最近は、感染症の中にあって、マイコプラズマ肺炎という病がよく話題にのぼる。症状は風邪と同じだが、くしゃみや鼻水は少なく、発症当初の、痰の出ない“から咳”が特徴だ。
 都内で呼吸器内科クリニックを営む大谷義夫院長は、こう言う。
 「感染経路は咳で移る飛沫感染ですが、体内に侵入した病原体が下気道(気道のうち喉頭よりも末梢の部分)で増殖すると、免疫が過剰に反応してしまい、炎症が起こると考えられています。感染から発症するまでの潜伏期間は1〜3週間ほどです」

 流行する場合は、学校などで集団感染する子供の発症が中心となるが、大人が感染すると子供より重症化しやすいという。
 「大人が感染すると、激しく咳が出て、夜も眠れないほどの気管支炎の状態になる場合があります。喘息を持つ人などは、引き続き気管支喘息が悪化、咳喘息になることもある。そこから肺炎を引き起こす割合は、最近のデータで全体の5〜6%。発症者の免疫反応が関係するため、受診が早ければ重症化しないということも言えません。中には、発症から3日で人工呼吸器が必要になる患者さんもいます。まれにですが、心筋炎や髄膜炎などを併発することもあり、命に関わるケースもあるのです」(同)

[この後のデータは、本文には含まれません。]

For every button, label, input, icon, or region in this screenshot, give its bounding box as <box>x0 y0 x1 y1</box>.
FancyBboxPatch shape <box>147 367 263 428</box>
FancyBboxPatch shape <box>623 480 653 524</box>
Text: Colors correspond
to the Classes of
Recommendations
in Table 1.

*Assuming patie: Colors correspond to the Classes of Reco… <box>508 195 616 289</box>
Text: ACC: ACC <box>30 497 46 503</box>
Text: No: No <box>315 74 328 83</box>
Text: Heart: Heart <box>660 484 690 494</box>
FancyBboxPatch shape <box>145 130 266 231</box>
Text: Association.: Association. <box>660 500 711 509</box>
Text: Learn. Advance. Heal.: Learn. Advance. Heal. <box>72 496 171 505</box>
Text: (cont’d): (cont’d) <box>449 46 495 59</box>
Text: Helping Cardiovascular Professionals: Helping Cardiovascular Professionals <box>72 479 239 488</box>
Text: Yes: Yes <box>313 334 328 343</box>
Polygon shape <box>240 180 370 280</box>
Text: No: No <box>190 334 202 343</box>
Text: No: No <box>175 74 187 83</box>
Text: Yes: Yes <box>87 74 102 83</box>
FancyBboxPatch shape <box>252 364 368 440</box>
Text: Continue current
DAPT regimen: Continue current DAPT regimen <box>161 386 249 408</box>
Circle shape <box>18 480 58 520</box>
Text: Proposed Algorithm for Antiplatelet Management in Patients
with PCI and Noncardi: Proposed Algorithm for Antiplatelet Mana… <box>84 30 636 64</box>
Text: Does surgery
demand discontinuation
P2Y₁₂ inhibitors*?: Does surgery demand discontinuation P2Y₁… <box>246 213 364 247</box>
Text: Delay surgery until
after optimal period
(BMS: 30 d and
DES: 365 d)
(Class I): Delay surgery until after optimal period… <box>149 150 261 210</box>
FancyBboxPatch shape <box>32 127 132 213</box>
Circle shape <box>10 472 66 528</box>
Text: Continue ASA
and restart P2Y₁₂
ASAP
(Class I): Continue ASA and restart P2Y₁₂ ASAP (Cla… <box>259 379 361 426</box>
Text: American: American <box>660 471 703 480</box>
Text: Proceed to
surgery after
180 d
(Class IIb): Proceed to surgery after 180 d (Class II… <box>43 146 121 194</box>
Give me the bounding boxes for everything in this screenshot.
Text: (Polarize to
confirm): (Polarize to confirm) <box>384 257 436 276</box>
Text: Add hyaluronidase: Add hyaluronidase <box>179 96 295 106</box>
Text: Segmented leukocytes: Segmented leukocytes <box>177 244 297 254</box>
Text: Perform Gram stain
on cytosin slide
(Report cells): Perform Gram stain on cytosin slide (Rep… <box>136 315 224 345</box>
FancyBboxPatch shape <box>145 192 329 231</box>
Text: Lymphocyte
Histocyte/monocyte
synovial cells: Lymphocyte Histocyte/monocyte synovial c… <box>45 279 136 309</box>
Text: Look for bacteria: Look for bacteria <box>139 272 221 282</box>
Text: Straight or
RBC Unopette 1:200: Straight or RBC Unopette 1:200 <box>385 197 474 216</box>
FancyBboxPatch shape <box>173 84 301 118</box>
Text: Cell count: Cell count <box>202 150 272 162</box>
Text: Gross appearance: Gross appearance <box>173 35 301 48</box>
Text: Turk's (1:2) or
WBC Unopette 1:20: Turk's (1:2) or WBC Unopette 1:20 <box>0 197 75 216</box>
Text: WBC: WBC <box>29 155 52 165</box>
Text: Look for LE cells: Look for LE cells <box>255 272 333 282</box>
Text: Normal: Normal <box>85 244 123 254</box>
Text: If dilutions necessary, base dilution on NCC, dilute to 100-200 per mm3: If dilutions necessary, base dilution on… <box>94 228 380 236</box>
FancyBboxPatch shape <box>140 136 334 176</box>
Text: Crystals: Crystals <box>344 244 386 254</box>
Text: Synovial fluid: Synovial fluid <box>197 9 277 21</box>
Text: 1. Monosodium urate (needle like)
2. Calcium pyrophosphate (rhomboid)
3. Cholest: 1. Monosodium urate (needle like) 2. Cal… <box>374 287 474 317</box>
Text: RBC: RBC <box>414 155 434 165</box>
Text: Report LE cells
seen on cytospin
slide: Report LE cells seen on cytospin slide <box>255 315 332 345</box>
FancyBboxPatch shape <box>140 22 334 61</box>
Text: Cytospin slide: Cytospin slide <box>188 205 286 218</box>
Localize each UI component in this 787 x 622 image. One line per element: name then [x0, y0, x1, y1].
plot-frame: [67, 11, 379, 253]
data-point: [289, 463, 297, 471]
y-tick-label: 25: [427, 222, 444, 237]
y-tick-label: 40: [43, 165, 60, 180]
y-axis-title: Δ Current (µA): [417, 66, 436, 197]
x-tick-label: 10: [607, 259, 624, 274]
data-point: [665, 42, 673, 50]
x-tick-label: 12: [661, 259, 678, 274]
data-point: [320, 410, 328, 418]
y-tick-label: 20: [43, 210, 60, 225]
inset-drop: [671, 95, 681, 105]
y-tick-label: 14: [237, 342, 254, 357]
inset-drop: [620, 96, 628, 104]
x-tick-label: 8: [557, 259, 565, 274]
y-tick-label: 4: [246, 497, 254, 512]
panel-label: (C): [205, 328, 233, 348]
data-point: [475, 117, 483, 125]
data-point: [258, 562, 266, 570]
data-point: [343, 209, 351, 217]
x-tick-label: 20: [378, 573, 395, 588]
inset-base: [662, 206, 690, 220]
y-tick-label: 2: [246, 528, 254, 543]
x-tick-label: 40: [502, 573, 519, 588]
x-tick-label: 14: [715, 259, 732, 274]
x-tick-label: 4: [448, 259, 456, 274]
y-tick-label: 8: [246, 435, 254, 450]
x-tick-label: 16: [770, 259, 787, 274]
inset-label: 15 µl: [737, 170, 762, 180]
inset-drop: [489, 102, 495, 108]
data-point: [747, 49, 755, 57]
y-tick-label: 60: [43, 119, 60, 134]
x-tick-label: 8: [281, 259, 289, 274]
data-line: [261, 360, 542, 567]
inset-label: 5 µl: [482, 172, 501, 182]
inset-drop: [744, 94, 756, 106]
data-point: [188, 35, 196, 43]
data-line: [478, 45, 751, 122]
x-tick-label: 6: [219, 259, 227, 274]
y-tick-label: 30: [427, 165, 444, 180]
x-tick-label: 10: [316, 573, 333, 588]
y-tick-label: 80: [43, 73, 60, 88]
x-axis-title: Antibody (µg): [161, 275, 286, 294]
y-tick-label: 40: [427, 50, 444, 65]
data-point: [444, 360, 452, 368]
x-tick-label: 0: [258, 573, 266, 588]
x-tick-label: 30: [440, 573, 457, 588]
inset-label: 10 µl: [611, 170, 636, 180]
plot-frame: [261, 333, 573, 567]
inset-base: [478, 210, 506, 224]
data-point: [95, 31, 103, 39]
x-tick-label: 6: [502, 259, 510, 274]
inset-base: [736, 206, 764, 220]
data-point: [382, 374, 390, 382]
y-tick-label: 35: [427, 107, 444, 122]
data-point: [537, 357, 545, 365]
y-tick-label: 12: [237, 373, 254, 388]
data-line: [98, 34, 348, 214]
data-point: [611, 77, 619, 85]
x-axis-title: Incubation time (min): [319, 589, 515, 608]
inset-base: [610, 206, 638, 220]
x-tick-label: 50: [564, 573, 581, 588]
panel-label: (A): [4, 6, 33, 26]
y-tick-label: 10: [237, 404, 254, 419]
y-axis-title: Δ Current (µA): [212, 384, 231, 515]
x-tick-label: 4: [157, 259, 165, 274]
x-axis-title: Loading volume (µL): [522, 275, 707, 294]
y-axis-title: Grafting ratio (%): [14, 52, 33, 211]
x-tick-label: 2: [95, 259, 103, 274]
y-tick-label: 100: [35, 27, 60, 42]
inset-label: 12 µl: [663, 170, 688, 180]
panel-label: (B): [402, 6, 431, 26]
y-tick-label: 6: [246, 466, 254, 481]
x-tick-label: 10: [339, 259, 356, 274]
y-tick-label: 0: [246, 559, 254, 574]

 厄介なのは、原因となるマイコプラズマ自体が、我々の周囲にいる普通の微生物であるという点だ。感染力は決して強いわけではないが、感染した人の免疫力に反応して発症するため、免疫力の高い、若くて元気な人でも症状が強く出るケースがある。
 「通常、症状の出方やX線画像などを見て、マイコプラズマ肺炎を予想させるいくつかの要因が重なったところで治療を始めます。基本は抗生物質の投与と安静で、1週間から10日程度で快方していく。マイコプラズマに罹った場合、菌を排除しようとしてマイコプラズマ抗体(MPHA)ができ、この抗体の推移でどの状態であるかの診断が可能です」(専門医)

 ただ実際には、診断時にすでに治っていることがほとんどだという。それでも、風邪と間違えて放置すれば重症化することもある上、会社や家庭内で感染を拡大する危険性もあったことを考えれば、早期の適切な処置がいかに大事なことかが分かる。
 「マイコプラズマは細菌の仲間ですが、細胞壁がないため、細胞壁を壊して菌を殺すタイプの抗菌薬は効きません。つまり、普通の肺炎などに使用するペニシリン系やセフェム系の抗菌薬が効かないことから、薬のチョイスが肝心になるということです」(同)

 ここで再度、マイコプラズマ肺炎に罹った際の症状を確認しておこう。
 ●鼻水や鼻づまり。
 ●喉の痛み。
 ●から咳から淡がからむ咳への移行。
 ●37℃〜39℃以上の熱。
 ●喘息がある場合はその悪化、ゼイゼイといった喘鳴。
 ●呼吸困難。

 咳にも様々な原因がある。甘く見ることなく、症状をしっかり確認しよう。